Prep 10 mins
Cook 3 hrs
This is my husband's all time favorite recipe. It was passed down to me by my mother-in-law (and she originally got the recipe from her mother-in-law), so I am very proud to carry on this delicious family tradition! It's great to put in the oven before church, then when you get home Sunday lunch is already made!
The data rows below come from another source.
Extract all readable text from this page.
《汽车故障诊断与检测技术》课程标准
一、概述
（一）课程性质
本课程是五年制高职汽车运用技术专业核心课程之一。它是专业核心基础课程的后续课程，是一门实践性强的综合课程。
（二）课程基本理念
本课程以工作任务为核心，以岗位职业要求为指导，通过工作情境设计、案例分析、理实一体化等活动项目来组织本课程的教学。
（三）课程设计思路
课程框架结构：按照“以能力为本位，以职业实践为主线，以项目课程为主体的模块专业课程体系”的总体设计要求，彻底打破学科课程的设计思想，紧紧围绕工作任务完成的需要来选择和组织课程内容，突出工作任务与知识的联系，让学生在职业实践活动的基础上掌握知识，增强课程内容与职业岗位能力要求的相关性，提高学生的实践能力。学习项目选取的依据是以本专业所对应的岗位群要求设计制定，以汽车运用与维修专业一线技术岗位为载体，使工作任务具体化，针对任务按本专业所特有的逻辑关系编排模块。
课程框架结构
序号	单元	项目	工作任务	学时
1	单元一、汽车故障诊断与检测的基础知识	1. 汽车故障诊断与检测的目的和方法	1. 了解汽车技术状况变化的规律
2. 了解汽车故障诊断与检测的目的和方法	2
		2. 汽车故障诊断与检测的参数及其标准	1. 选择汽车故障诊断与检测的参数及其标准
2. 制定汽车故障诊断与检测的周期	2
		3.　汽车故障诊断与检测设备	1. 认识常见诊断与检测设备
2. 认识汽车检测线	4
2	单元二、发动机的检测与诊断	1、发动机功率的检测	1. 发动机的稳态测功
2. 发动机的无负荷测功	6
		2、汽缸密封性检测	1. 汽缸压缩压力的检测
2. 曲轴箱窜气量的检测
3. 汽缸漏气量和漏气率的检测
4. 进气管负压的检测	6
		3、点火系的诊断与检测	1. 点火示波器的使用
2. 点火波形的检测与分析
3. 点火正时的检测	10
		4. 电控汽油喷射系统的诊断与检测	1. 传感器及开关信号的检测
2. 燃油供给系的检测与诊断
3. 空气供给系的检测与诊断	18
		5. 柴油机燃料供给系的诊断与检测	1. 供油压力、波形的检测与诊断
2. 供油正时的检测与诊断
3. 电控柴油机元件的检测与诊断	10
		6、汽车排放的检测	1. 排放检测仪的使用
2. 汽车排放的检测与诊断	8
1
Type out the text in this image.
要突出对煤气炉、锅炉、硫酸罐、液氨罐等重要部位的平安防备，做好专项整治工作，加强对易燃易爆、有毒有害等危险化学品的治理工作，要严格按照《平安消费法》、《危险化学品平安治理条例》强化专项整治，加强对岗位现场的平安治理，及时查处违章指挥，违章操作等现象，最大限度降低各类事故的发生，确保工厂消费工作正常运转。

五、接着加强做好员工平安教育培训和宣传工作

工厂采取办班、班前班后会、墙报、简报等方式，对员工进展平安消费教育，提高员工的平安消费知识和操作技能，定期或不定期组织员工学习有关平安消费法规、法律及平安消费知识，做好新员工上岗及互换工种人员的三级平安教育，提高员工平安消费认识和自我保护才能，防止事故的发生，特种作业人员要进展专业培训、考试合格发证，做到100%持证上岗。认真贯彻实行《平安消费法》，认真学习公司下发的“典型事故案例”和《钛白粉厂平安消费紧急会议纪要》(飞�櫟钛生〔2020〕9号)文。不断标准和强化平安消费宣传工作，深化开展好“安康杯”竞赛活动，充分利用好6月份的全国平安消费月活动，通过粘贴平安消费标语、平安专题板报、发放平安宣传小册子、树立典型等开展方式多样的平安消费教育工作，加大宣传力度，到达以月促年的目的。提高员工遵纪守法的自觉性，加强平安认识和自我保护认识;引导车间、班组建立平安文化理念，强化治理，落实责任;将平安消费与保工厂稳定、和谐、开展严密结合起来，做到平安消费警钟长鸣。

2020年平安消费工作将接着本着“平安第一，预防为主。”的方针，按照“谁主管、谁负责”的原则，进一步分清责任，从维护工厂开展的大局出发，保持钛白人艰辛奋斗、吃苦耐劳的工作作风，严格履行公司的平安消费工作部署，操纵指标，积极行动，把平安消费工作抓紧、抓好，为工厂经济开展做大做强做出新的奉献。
- 8 slices dried beef (found in canned meat section) or 8 slices thin-sliced hard salami
- 4 boneless skinless chicken breasts
- 4 slices bacon
- 8 ounces sour cream
- 1 (10 3/4 ounce) can cream of mushroom soup
- salt and pepper
- Preheat oven to 275 degress F. Place two slices of dried beef (or salami) on the bottom of a Pyrex baking dish for each piece of chicken (creating a bed for each breast to lay on). Place each chicken breast over their slices of dried beef. Lightly salt and pepper chicken breasts. Place 1 slice of bacon on top of each chicken breast, overlapping it to cover as much of the breast as possible. Mix together sour cream and cream of mushroom in a bowl. Spread mixture over all of the chicken breasts, completely covering them. Bake for 3 hours, uncovered.
- We eat ours over lightly buttered, white rice -- that way you can soak up all the sauce!
Great taste! I tried it with hard salami this time but will try it with the dried beef next - was a little salty. Very good and recommend it to anyone with kids.